硬碳动力学特性对钠离子电池低温性能的影响及机制

doi:10.19799/j.cnki.2095-4239.2024.0375

储能科学与技术 ›› 2024, Vol. 13 ›› Issue (7): 2141-2150.doi: 10.19799/j.cnki.2095-4239.2024.0375

硬碳动力学特性对钠离子电池低温性能的影响及机制

徐雄文¹^,²(), 莫英¹(), 周望¹, 姚环东², 洪娟², 雷化², 涂健², 刘继磊¹()

^1.湖南大学材料科学与工程学院，湖南长沙 410082
^2.湖南立方新能源科技有限责任公司，湖南株洲 412000

收稿日期:2024-05-06 修回日期:2024-05-29 出版日期:2024-07-28 发布日期:2024-07-23
通讯作者: 刘继磊 E-mail:xavixu@lifuntech.com;yingmo@hnu.edu.cn;liujilei@hnu.edu.cn
作者简介:徐雄文（1984—），男，博士研究生，高级工程师，研究方向为锂（钠）离子电池，E-mail：xavixu@lifuntech.com
莫英（1998—），女，博士研究生，研究方向为钠离子电池硬碳负极，E-mail：yingmo@hnu.edu.cn；
基金资助:
岳麓山工业创新中心重点项目(2023YCII0119)

Effect of hard carbon kinetic properties on low-temperature performance of Na-ion batteries

Xiongwen XU¹^,²(), Ying MO¹(), Wang ZHOU¹, Huandong YAO², Juan HONG², Hua LEI², Jian TU², Jilei LIU¹()

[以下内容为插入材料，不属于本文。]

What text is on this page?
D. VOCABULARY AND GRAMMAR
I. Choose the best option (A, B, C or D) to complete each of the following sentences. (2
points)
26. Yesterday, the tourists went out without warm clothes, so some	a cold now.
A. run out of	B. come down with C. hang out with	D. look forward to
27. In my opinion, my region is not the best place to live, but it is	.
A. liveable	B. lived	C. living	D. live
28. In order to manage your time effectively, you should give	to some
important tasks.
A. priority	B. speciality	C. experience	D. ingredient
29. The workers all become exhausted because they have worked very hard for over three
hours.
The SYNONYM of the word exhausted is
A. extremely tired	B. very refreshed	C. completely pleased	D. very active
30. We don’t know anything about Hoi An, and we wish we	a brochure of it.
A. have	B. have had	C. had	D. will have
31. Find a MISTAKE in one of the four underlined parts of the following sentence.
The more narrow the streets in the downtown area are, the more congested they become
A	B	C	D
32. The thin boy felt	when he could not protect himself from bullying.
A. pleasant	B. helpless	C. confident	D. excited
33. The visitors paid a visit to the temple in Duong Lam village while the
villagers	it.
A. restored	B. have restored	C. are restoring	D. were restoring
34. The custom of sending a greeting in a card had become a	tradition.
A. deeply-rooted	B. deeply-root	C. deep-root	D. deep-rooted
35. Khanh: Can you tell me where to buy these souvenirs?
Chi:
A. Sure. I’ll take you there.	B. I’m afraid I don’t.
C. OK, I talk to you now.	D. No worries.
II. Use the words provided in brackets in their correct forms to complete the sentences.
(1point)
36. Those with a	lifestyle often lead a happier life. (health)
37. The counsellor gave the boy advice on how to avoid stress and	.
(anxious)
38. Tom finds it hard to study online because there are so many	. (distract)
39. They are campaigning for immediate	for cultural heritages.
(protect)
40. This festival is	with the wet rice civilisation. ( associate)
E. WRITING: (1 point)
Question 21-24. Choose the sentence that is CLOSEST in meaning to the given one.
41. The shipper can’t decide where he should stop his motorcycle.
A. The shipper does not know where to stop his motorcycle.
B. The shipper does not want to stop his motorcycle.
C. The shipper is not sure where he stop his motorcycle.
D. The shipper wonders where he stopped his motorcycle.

^1.School of Materials Science and Engineering, Hunan University, Changsha 410082, Hunan, China
^2.LI -FUN Technology Corporation Limited, Zhuzhou 412000, Hunan, China

Received:2024-05-06 Revised:2024-05-29 Online:2024-07-28 Published:2024-07-23
Contact: Jilei LIU E-mail:xavixu@lifuntech.com;yingmo@hnu.edu.cn;liujilei@hnu.edu.cn

摘要/Abstract

摘要：

以磷酸焦磷酸铁钠(NFPP)为正极，硬碳(HC)为负极，制作了软包钠离子电池，研究了不同动力学性能的硬碳对钠离子电池循环性能和低温性能的影响。借助电化学交流阻抗谱(EIS)、弛豫时间分析技术(DRT)以及恒电流间歇滴定技术(GITT)等分析手段对比研究了不同硬碳的电荷转移阻抗、SEI阻抗以及扩散系数大小，得到了动力学性能趋势：HC-A＞HC-C＞HC-B。结果表明，硬碳的动力学性能直接影响到钠离子电池的循环性能和低温放电性能。动力学性能最优的生物质硬碳HC-A不仅可以支持室温下5C快速充电并且循环容量几乎无衰减，还表现出良好的低温性能，可以在0 ℃下0.5C充电和-10 ℃下0.2C充电并稳定循环，在-30 ℃下0.5C放电容量百分比达87.5%。动力学性能最差的树脂基硬碳HC-B无法支持15 ℃下0.5 C循环，且-30 ℃下0.5C放电容量百分比仅有83.7%。针对HC-B低温性能差的问题，提高电池设计的N/P比可以显著改善钠离子电池的低温性能，使得电池在-10 ℃下可以支持0.1C充电并稳定循环100圈，容量保持率几乎无变化。本工作对钠离子电池的设计优化和低温性能改进具有重要的参考价值。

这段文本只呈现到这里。